Except in a special-- but extremely important-- way, a peasant sees his existence as determined and limited by the natural and social resources of his village and his immediate area. Consequently, there is a primary corollary to The Image of Limited Good: if "Good" exists in limited amounts which cannot be expanded, and if the system is closed, it follows that an individual or a family can improve a position only at the expense of others. Hence an apparent relative improvement in someone's position with respect to any "Good" is viewed as a threat to the entire community. Someone is being despoiled, whether he sees it or not. And since there is often uncertainty as to who is losing any significant improvement is perceived, not as a threat to an individual or a family alone, but as a threat to all individuals and families.
Peasant Society and the Image of Limited Good, by George M. Foster.

Date: 2008-01-24 06:44 am (UTC)
From: [identity profile] caprinus.livejournal.com
It's probably a fair model for understanding some cultures, but I think the author makes huge (and inaccurate) generalizations about peasant cultures in this paper. I wonder how it'd be received by a contemporary anthropologist (I, alas, don't qualify, my work being a decade old). So yes, I think the habitus of pervasive scarcity he proposes is a real one, I just don't think it coïncides neatly with subsistence/preïndustrial agriculture.

I freely confess, too, that I tend to see peasant society in the image of Tzintzuntzan, Michoacan, Mexico, and that greater familiarity with other peasant communities might well lead me to different expressions of details in the model.

Just a little ;)

Date: 2008-01-24 03:38 pm (UTC)
From: [identity profile] angharads-house.livejournal.com
I quite concur with you on this, my friend; and furthermore, find Elf's summary of the argument quite compelling. Have seen enough examples of this dynamic lately to really start to wonder about the cherished notion of the inherent goodness of people.
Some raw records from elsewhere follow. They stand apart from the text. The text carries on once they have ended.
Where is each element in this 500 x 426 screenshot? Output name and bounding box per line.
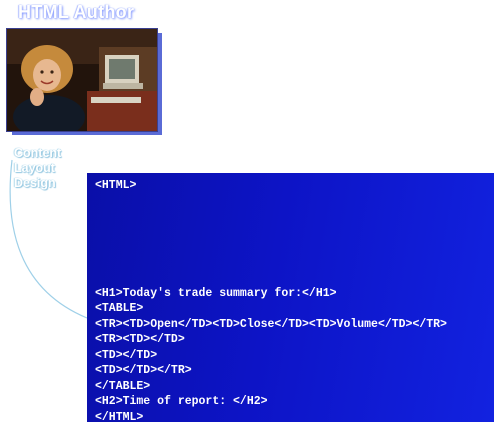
code-blank-space (95, 194, 494, 286)
code-line: <TR><TD></TD> (95, 333, 185, 346)
caption-layout: Layout (14, 161, 55, 175)
caption-content: Content (14, 146, 62, 160)
author-photo (6, 28, 158, 132)
html-code-panel: <HTML> <H1>Today's trade summary for:</H… (87, 173, 494, 424)
code-line: </TABLE> (95, 379, 151, 393)
code-line: <H1>Today's trade summary for:</H1> (95, 286, 337, 300)
caption-design: Design (14, 176, 56, 190)
code-line: <H2>Time of report: </H2> (95, 395, 268, 408)
slide-title: HTML Author (18, 2, 135, 22)
code-line: <TD></TD> (95, 348, 158, 362)
code-line: <TABLE> (95, 302, 144, 315)
code-line: </HTML> (95, 410, 144, 424)
code-line: <TR><TD>Open</TD><TD>Close</TD><TD>Volum… (95, 317, 447, 331)
code-line-html-open: <HTML> (95, 179, 137, 192)
author-photo-illustration (7, 29, 157, 131)
code-line: <TD></TD></TR> (95, 364, 192, 377)
caption: Content Layout Design (14, 146, 61, 191)
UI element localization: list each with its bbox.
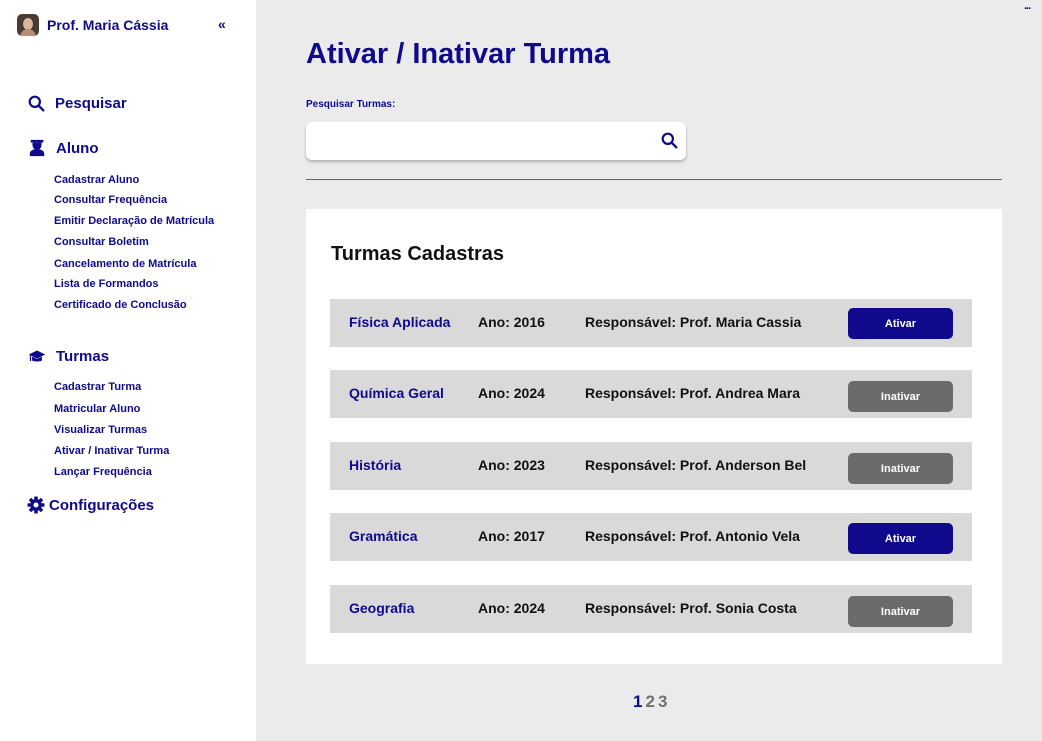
page-3-link[interactable]: 3 (658, 692, 667, 712)
turma-responsavel: Responsável: Prof. Anderson Bel (585, 457, 807, 473)
sidebar-item-emitir-declaracao[interactable]: Emitir Declaração de Matrícula (54, 214, 214, 228)
turma-year: Ano: 2024 (478, 600, 545, 616)
sidebar-item-consultar-boletim[interactable]: Consultar Boletim (54, 235, 149, 249)
page-1-link[interactable]: 1 (633, 692, 642, 712)
profile-name: Prof. Maria Cássia (47, 17, 169, 33)
student-icon (29, 139, 45, 157)
sidebar-item-lancar-frequencia[interactable]: Lançar Frequência (54, 465, 152, 479)
turma-responsavel: Responsável: Prof. Maria Cassia (585, 314, 802, 330)
search-icon[interactable] (661, 132, 678, 149)
turma-row: Gramática Ano: 2017 Responsável: Prof. A… (330, 513, 972, 561)
collapse-sidebar-button[interactable]: « (218, 16, 226, 32)
ativar-button[interactable]: Ativar (848, 523, 953, 554)
sidebar-item-matricular-aluno[interactable]: Matricular Aluno (54, 402, 140, 416)
nav-turmas[interactable]: Turmas (28, 348, 109, 365)
nav-search[interactable]: Pesquisar (28, 95, 127, 112)
nav-configuracoes[interactable]: Configurações (27, 496, 154, 514)
nav-aluno-label: Aluno (56, 139, 99, 157)
nav-configuracoes-label: Configurações (49, 496, 155, 514)
inativar-button[interactable]: Inativar (848, 453, 953, 484)
sidebar: Prof. Maria Cássia « Pesquisar Aluno Cad… (0, 0, 256, 741)
gear-icon (27, 496, 45, 514)
more-options-button[interactable]: ... (1024, 0, 1031, 12)
turma-year: Ano: 2017 (478, 528, 545, 544)
avatar (17, 14, 39, 36)
turma-row: História Ano: 2023 Responsável: Prof. An… (330, 442, 972, 490)
turma-responsavel: Responsável: Prof. Antonio Vela (585, 528, 800, 544)
search-input[interactable] (306, 122, 636, 160)
nav-turmas-label: Turmas (56, 348, 110, 365)
turma-year: Ano: 2023 (478, 457, 545, 473)
turma-year: Ano: 2024 (478, 385, 545, 401)
nav-aluno[interactable]: Aluno (28, 139, 99, 157)
turma-year: Ano: 2016 (478, 314, 545, 330)
divider (306, 179, 1002, 180)
turma-name: História (349, 457, 402, 473)
pagination: 1 2 3 (633, 692, 667, 712)
inativar-button[interactable]: Inativar (848, 596, 953, 627)
turma-responsavel: Responsável: Prof. Andrea Mara (585, 385, 800, 401)
turma-row: Física Aplicada Ano: 2016 Responsável: P… (330, 299, 972, 347)
turma-name: Física Aplicada (349, 314, 451, 330)
inativar-button[interactable]: Inativar (848, 381, 953, 412)
ativar-button[interactable]: Ativar (848, 308, 953, 339)
sidebar-item-consultar-frequencia[interactable]: Consultar Frequência (54, 193, 167, 207)
graduation-cap-icon (28, 349, 46, 361)
sidebar-item-cadastrar-turma[interactable]: Cadastrar Turma (54, 380, 141, 394)
search-icon (28, 95, 45, 112)
sidebar-item-cancelamento-matricula[interactable]: Cancelamento de Matrícula (54, 257, 196, 271)
sidebar-item-certificado-conclusao[interactable]: Certificado de Conclusão (54, 298, 187, 312)
page-2-link[interactable]: 2 (645, 692, 654, 712)
sidebar-item-lista-formandos[interactable]: Lista de Formandos (54, 277, 159, 291)
nav-search-label: Pesquisar (55, 95, 127, 112)
turma-name: Gramática (349, 528, 418, 544)
profile[interactable]: Prof. Maria Cássia (17, 14, 168, 36)
sidebar-item-visualizar-turmas[interactable]: Visualizar Turmas (54, 423, 147, 437)
turma-row: Geografia Ano: 2024 Responsável: Prof. S… (330, 585, 972, 633)
search-box (306, 122, 686, 160)
turma-name: Química Geral (349, 385, 444, 401)
page-title: Ativar / Inativar Turma (306, 38, 611, 70)
sidebar-item-ativar-inativar-turma[interactable]: Ativar / Inativar Turma (54, 444, 169, 458)
turma-row: Química Geral Ano: 2024 Responsável: Pro… (330, 370, 972, 418)
turma-responsavel: Responsável: Prof. Sonia Costa (585, 600, 797, 616)
turma-name: Geografia (349, 600, 415, 616)
sidebar-item-cadastrar-aluno[interactable]: Cadastrar Aluno (54, 173, 139, 187)
turmas-panel: Turmas Cadastras Física Aplicada Ano: 20… (306, 209, 1002, 664)
panel-title: Turmas Cadastras (331, 243, 505, 265)
search-label: Pesquisar Turmas: (306, 99, 396, 110)
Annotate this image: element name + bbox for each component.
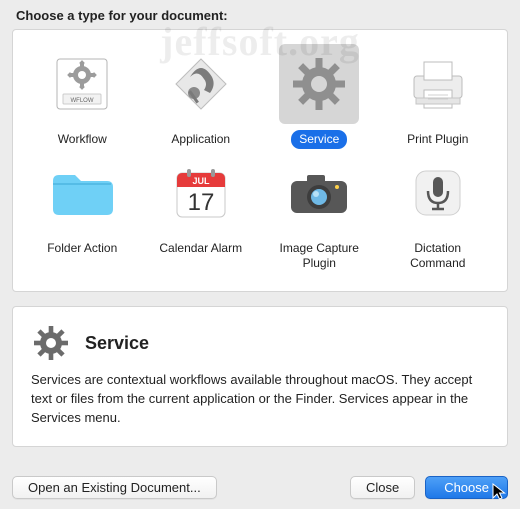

Date: 2008-01-25 02:27 am (UTC)
From: [identity profile] srmalloy.livejournal.com
What is amusing about the premise of scarcity is that every market transaction inherently adds "value" to the system. Each participant in a market transaction is exchanging something they have for something another person has to which they accord a value equal to or greater than that of what they are exchanging. So, at least in perceived value, each transaction adds to the 'wealth' of both participants. The introduction of money simply confuses the issue through the conflation of 'cost' with 'value'.